The passing of bassist Evan Farrell was enough to make Jason Molina think about breaking up the band, according to some recent interviews. Instead, Molina turned to his guitar and ended up writing what might be the best Magnolia Electric Co. record since the group’s 2003 debut. Josephine finds the band looking forwards and backwards, breaking new ground and mining old territory and creating something strangely seductive in the process.
Molina has been surprisingly candid about his latest record. He doesn’t quite explain Josephine, but he doesn’t hide the fact that it is a reckoning with the death of a friend and fellow musician. Appropriately, the record is one of the darkest the Company has crafted. In places it recalls the subterranean gloom and lonely isolation of the best Songs: Ohia records, but it doesn’t linger in the past long enough to be a step backwards. From the opening “O! Grace,” which features a surprising sax solo, to the romance of “Rock of Ages” and the punchy organ on “Little Sad Eyes,” Molina and his band avoid falling into clichés by refusing to sit still. The variety of musical styles and instrumentation is, in part, a tribute to the ideas Farrell had for this record, but also proof positive that Molina is one of the best songwriters this country has. He moves gracefully from the straight rock of “Josephine” and “The Handing Down” to the woeful sludge of “Knoxville Girl” and the bar-room balladry of “Heartbreak at Ten Paces.” Keeping these disparate adventures in tact is Molina’s magical lyricism, which deserves a review of its own in many ways. Although the familiar images of horizons, bells, moons, and birds persist on this record, they acquire a personal dimension in light of Molina’s forwardness.
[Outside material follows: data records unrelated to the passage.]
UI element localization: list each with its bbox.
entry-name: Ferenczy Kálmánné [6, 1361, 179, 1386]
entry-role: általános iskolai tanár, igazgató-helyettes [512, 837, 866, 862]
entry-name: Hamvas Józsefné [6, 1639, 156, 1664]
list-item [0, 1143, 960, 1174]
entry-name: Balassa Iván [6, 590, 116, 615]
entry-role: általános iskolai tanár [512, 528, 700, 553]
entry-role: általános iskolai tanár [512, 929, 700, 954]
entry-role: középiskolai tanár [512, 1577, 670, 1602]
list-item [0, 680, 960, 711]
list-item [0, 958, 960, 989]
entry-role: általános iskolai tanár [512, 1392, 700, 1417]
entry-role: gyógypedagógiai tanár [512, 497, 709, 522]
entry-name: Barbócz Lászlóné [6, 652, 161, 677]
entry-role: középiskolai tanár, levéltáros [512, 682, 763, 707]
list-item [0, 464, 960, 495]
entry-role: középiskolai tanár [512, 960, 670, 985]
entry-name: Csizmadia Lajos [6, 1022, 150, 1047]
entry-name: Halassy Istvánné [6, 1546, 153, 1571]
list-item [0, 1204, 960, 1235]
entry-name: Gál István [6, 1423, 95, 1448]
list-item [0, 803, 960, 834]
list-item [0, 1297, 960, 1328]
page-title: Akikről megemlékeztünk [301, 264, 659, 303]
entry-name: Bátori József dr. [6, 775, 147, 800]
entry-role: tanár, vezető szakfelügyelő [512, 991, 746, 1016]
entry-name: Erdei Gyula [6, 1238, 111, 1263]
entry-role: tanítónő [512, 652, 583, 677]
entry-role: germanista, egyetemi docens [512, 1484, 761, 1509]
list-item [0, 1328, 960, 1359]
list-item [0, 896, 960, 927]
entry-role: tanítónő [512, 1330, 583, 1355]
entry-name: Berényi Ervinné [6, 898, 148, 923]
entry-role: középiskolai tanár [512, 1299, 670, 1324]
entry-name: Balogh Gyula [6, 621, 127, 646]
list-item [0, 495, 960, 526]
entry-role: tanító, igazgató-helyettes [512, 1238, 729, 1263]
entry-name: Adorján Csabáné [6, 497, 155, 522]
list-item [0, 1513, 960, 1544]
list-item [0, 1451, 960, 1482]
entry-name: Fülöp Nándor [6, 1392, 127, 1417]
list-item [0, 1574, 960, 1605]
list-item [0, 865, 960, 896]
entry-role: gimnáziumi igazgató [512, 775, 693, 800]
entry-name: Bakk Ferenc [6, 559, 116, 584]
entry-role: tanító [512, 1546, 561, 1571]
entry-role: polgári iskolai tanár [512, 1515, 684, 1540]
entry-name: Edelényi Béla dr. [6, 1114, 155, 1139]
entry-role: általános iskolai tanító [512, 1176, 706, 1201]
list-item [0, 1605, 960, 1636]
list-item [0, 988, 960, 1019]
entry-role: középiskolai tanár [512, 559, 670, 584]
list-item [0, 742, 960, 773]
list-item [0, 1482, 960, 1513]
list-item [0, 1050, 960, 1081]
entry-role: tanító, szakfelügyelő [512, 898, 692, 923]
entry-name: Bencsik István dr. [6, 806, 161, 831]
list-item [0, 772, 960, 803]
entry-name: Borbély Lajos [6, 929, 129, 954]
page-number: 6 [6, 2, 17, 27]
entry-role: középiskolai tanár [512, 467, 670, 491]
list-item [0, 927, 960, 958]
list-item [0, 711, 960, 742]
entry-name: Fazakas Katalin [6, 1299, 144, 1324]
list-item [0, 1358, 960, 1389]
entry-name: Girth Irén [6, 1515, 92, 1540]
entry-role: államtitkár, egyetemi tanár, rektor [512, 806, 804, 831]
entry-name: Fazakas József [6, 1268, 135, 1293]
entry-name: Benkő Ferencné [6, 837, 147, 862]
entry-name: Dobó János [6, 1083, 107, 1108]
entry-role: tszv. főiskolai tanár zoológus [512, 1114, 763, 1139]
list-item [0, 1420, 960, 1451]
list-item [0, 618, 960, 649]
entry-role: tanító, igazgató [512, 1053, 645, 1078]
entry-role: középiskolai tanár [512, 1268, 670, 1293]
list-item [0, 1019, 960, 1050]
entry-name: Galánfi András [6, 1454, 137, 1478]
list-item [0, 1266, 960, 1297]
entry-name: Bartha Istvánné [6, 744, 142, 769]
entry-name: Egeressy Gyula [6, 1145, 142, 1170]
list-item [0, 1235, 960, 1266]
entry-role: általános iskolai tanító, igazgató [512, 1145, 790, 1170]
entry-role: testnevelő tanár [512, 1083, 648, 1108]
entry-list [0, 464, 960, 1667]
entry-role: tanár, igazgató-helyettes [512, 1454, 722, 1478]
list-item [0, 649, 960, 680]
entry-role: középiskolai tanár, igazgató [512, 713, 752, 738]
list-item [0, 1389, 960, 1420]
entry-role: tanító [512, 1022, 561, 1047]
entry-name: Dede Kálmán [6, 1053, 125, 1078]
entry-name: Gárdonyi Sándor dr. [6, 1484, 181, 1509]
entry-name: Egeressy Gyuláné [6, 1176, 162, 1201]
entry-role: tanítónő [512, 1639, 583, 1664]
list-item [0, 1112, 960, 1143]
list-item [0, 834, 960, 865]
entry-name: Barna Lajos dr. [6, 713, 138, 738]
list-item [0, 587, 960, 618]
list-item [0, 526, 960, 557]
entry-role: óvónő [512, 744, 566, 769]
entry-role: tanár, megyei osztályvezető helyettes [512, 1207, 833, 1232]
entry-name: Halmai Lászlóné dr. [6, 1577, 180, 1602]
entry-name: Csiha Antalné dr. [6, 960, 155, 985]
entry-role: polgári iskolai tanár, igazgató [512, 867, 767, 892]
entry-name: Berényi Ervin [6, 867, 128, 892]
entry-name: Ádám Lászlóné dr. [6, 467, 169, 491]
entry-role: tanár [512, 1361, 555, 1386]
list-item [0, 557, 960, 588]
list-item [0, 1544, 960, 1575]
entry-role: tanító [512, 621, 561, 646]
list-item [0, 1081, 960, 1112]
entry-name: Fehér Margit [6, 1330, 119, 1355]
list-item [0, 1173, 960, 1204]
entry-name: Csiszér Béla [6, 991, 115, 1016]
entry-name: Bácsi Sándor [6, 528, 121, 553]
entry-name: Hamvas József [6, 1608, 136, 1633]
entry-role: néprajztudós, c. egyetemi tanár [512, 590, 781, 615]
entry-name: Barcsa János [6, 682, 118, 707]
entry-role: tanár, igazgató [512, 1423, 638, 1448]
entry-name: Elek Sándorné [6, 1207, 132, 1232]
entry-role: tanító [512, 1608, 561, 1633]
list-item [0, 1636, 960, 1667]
It would be easy to say that Josephine is a concept record about the loss of a bandmate, but that’d sell Molina’s songwriting ability short. Perhaps the most emotionally overwhelming song on the record, “Whip-Poor-Will,” was written at least as early as 2003. It appeared on the bonus CD to the Magnolia Electric Co. debut in acoustic form and it remains largely unchanged lyrically. So, while the song might sound like a letter to the deceased, it is more likely a song about loss and mortality in general. With Molina it’s hard to tell, however. He’s called the lyrics to “Josephine” a rebus and refused to say too much about who or what Josesphine is. As honest as he is on this record, he’s also just as obscure and impressionistic as he’s always been.
Josephine focuses a lot on ghosts, hope, and believing in something, but that only solidifies the album’s central figure enough to make her something less than an abstract name on paper. She’s mentioned throughout the record with references to hope, freedom, and foolishness surrounding her. On “Hope Dies Last,” the band half cries out for her, like she’s a lost lover far beyond their reach. Musing over the album’s many themes is probably best left to each listener, who can mull over lyrics, images, and the album’s evolution in the same personal way that Jason created them. But, I think it might be possible to decode Josephine by listening to the deep, resounding bass that dominates nearly every song. Its sensuous, pulsing sound is the album’s lifeblood. It is at the center of the best songs and, like a gift, encourages Molina to explore the dark territory that has always marked his best work.